CHSY3 can be a Poor Prognostic Biomarker and Mediates Immune Evasion in Stomach Adenocarcinoma

Background: Chondroitin sulphate synthase 3 (CHSY3) is an important enzyme that regulates glycosylation, but it has not been reported in tumours. This study explored for the first time the oncological features of CHSY3 in stomach adenocarcinoma (STAD). Methods: We analysed CHSY3 expression in STAD through the Cancer Genome Atlas (TCGA) database and verified our findings by immunohistochemical staining and Western blot experiments.
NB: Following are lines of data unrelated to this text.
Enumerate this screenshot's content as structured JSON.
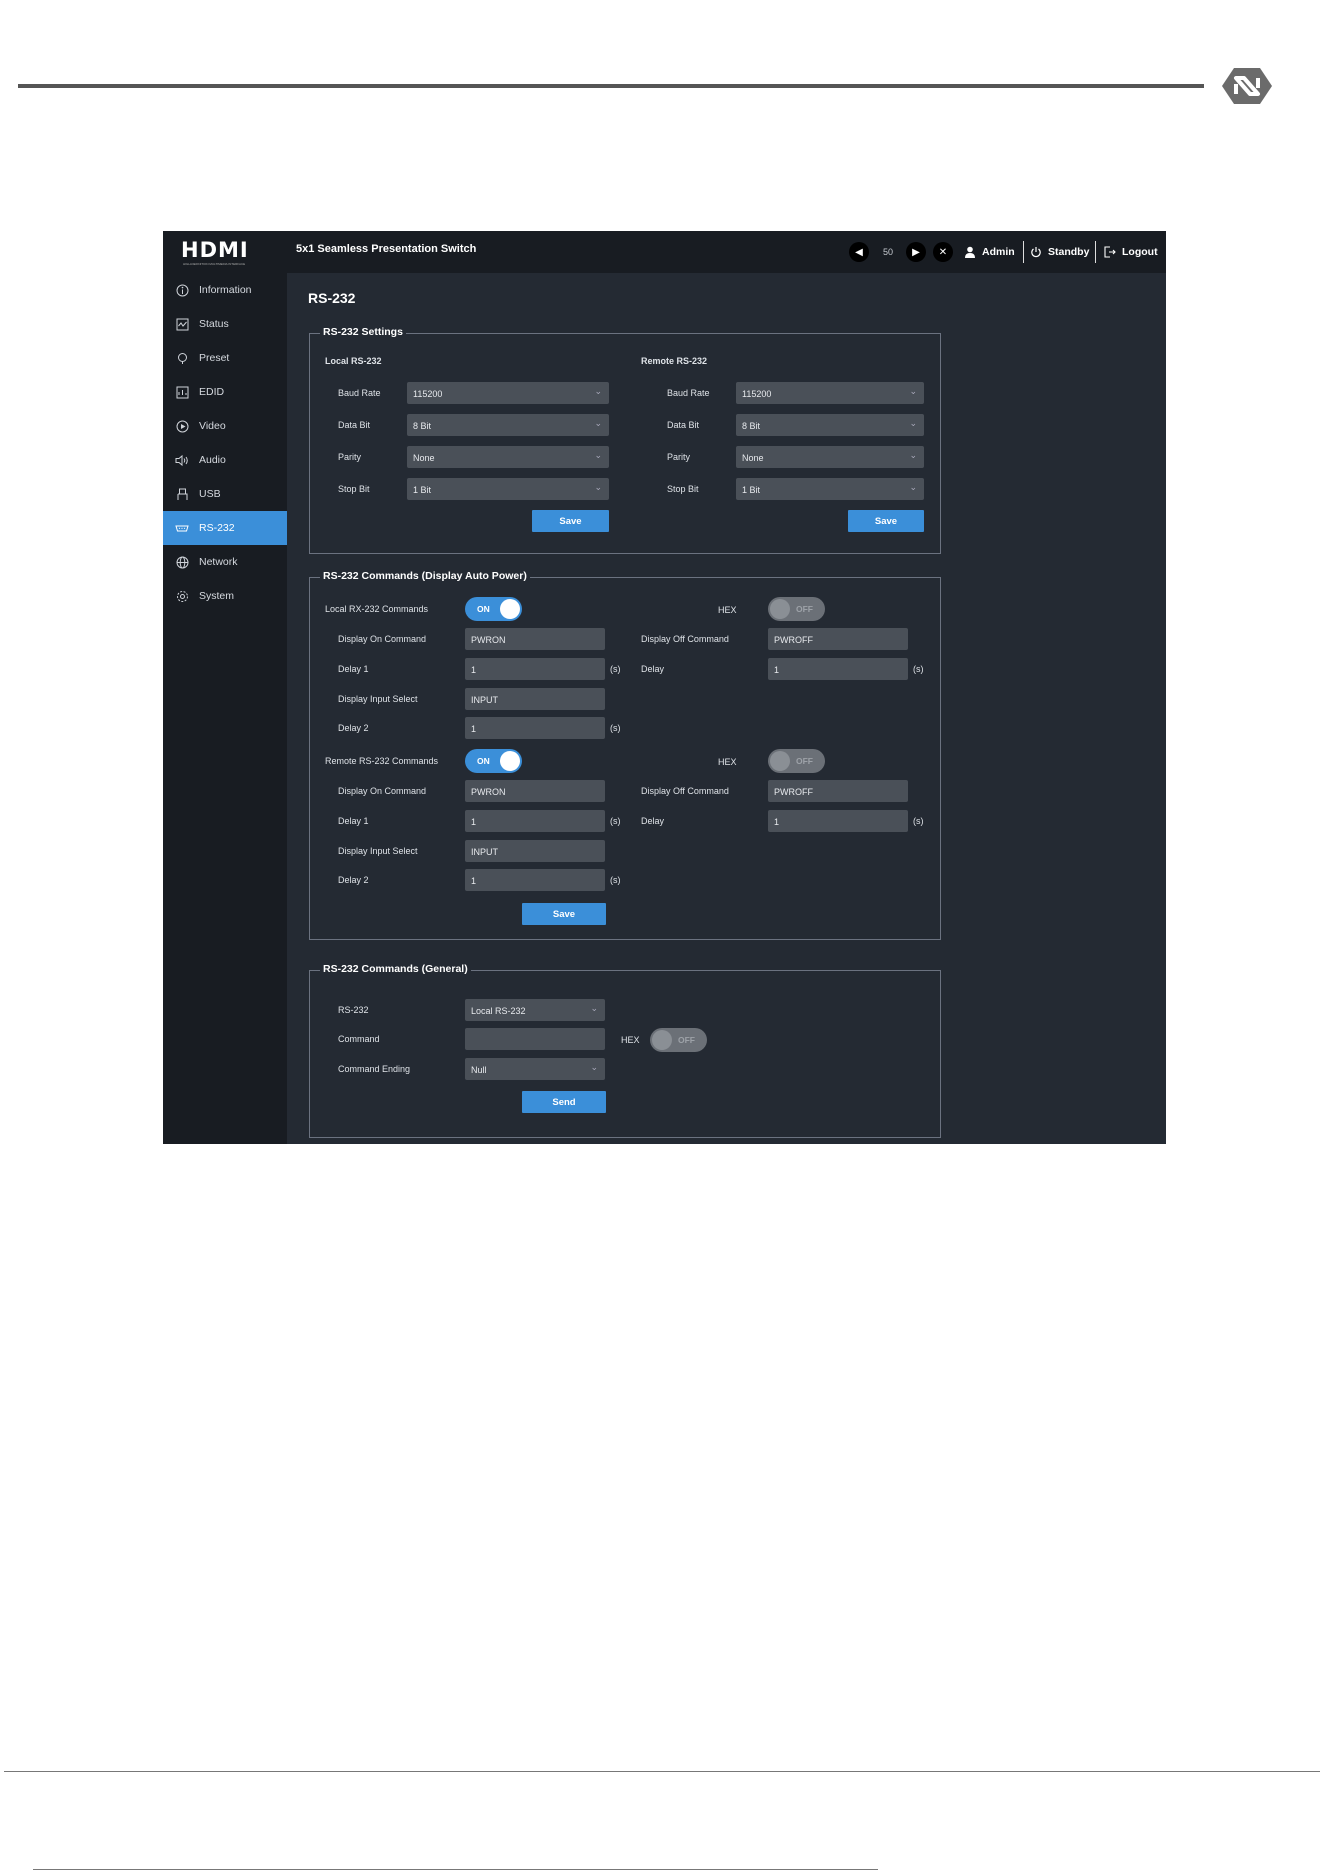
{
  "header": {
    "brand_wordmark": "HDMI",
    "brand_tagline": "HIGH-DEFINITION MULTIMEDIA INTERFACE",
    "device_title": "5x1 Seamless Presentation Switch",
    "volume_value": "50",
    "user_label": "Admin",
    "standby_label": "Standby",
    "logout_label": "Logout"
  },
  "sidebar": {
    "items": [
      {
        "label": "Information",
        "icon": "info-icon"
      },
      {
        "label": "Status",
        "icon": "status-icon"
      },
      {
        "label": "Preset",
        "icon": "preset-icon"
      },
      {
        "label": "EDID",
        "icon": "edid-icon"
      },
      {
        "label": "Video",
        "icon": "video-icon"
      },
      {
        "label": "Audio",
        "icon": "audio-icon"
      },
      {
        "label": "USB",
        "icon": "usb-icon"
      },
      {
        "label": "RS-232",
        "icon": "rs232-icon",
        "active": true
      },
      {
        "label": "Network",
        "icon": "network-icon"
      },
      {
        "label": "System",
        "icon": "system-icon"
      }
    ]
  },
  "main": {
    "title": "RS-232",
    "settings": {
      "legend": "RS-232 Settings",
      "local": {
        "heading": "Local RS-232",
        "baud_label": "Baud Rate",
        "baud_value": "115200",
        "data_label": "Data Bit",
        "data_value": "8 Bit",
        "parity_label": "Parity",
        "parity_value": "None",
        "stop_label": "Stop Bit",
        "stop_value": "1 Bit",
        "save_label": "Save"
      },
      "remote": {
        "heading": "Remote RS-232",
        "baud_label": "Baud Rate",
        "baud_value": "115200",
        "data_label": "Data Bit",
        "data_value": "8 Bit",
        "parity_label": "Parity",
        "parity_value": "None",
        "stop_label": "Stop Bit",
        "stop_value": "1 Bit",
        "save_label": "Save"
      }
    },
    "auto_power": {
      "legend": "RS-232 Commands (Display Auto Power)",
      "local": {
        "label": "Local RX-232 Commands",
        "toggle": "ON",
        "hex_label": "HEX",
        "hex_toggle": "OFF",
        "on_cmd_label": "Display On Command",
        "on_cmd_value": "PWRON",
        "delay1_label": "Delay 1",
        "delay1_value": "1",
        "input_label": "Display Input Select",
        "input_value": "INPUT",
        "delay2_label": "Delay 2",
        "delay2_value": "1",
        "off_cmd_label": "Display Off Command",
        "off_cmd_value": "PWROFF",
        "delay_label": "Delay",
        "delay_value": "1"
      },
      "remote": {
        "label": "Remote RS-232 Commands",
        "toggle": "ON",
        "hex_label": "HEX",
        "hex_toggle": "OFF",
        "on_cmd_label": "Display On Command",
        "on_cmd_value": "PWRON",
        "delay1_label": "Delay 1",
        "delay1_value": "1",
        "input_label": "Display Input Select",
        "input_value": "INPUT",
        "delay2_label": "Delay 2",
        "delay2_value": "1",
        "off_cmd_label": "Display Off Command",
        "off_cmd_value": "PWROFF",
        "delay_label": "Delay",
        "delay_value": "1"
      },
      "unit": "(s)",
      "save_label": "Save"
    },
    "general": {
      "legend": "RS-232 Commands (General)",
      "port_label": "RS-232",
      "port_value": "Local RS-232",
      "command_label": "Command",
      "command_value": "",
      "hex_label": "HEX",
      "hex_toggle": "OFF",
      "ending_label": "Command Ending",
      "ending_value": "Null",
      "send_label": "Send"
    }
  },
  "colors": {
    "accent": "#3b8fd9",
    "panel": "#242a33",
    "sidebar": "#181c22",
    "field": "#4a5058"
  }
}
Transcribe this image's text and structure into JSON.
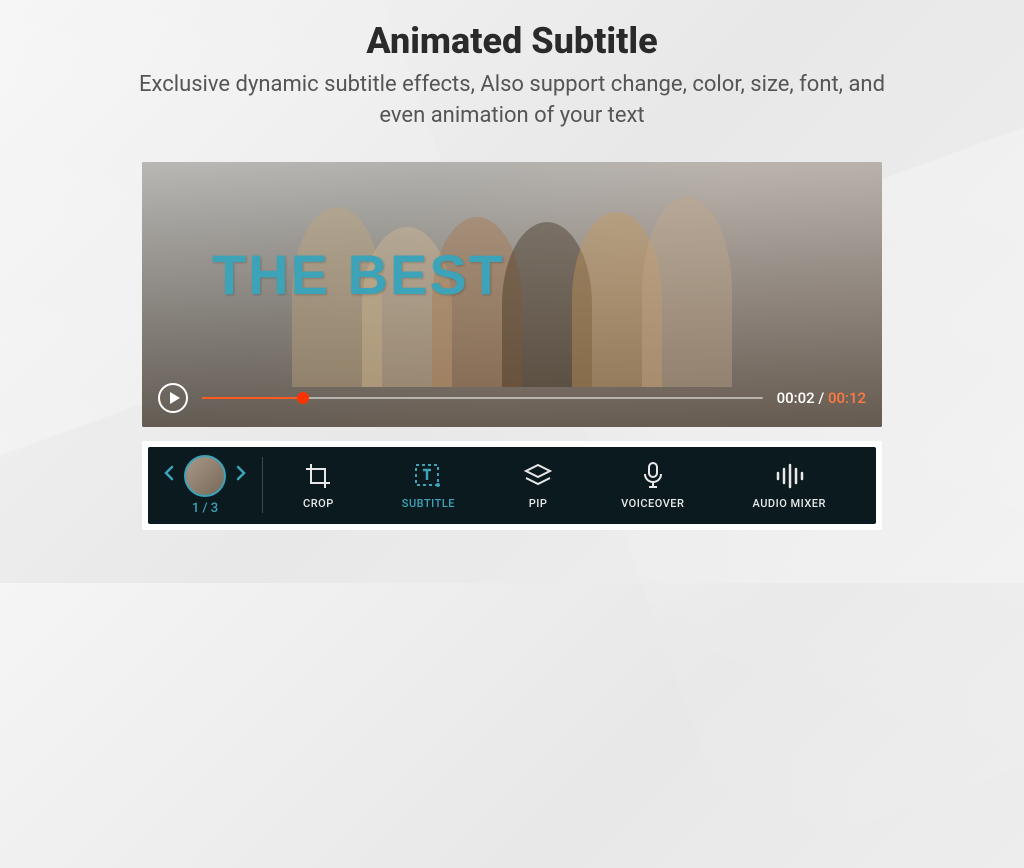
{
  "header": {
    "title": "Animated Subtitle",
    "subtitle": "Exclusive dynamic subtitle effects, Also support change, color, size, font, and even animation of your text"
  },
  "player": {
    "overlay_text": "THE BEST",
    "current_time": "00:02",
    "total_time": "00:12",
    "time_separator": " / "
  },
  "clip_nav": {
    "counter": "1 / 3"
  },
  "tools": [
    {
      "name": "crop",
      "label": "CROP",
      "icon": "crop",
      "active": false
    },
    {
      "name": "subtitle",
      "label": "SUBTITLE",
      "icon": "subtitle",
      "active": true
    },
    {
      "name": "pip",
      "label": "PIP",
      "icon": "layers",
      "active": false
    },
    {
      "name": "voiceover",
      "label": "VOICEOVER",
      "icon": "mic",
      "active": false
    },
    {
      "name": "audio-mixer",
      "label": "AUDIO MIXER",
      "icon": "equalizer",
      "active": false
    }
  ]
}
The prognostic value of CHSY3 in STAD was analysed through the biological aspects of CHSY3 in STAD, such as communal clinical follow-up survival data, methylation sites, tumour immune microenvironment (TIME) and immune cell surface checkpoints. Finally, the immune-evasion potential of CHSY3 in STAD was assessed on the Tumor Immune Dysfunction and Exclusion (TIDE) website and immunohistochemical staining experiment. Results: CHSY3 overexpression in STAD was associated with a poor prognosis based on immunohistochemical staining and Western blot experiments. Multivariate Cox analysis suggested that CHSY3 could be an independent prognostic risk factor. Pathway enrichment and TIME analysis demonstrated that CHSY3 up-regulated mesenchymal activation and immune activation signals in STAD, while TIDE assessment revealed that the risk of immune evasion was significantly higher in the high CHSY3 expression group than in the low CHSY3 expression group. Risk model scores based on CHSY3-associated immune cell surface checkpoints also presented poor prognosis, and immune evasion was significantly higher in the high-risk group than in the low-risk group. Conclusions: This study analysed CHSY3 from multiple biological perspectives and revealed that CHSY3 can be a biomarker of poor prognosis and mediates the TIME immune-evasion status in STAD.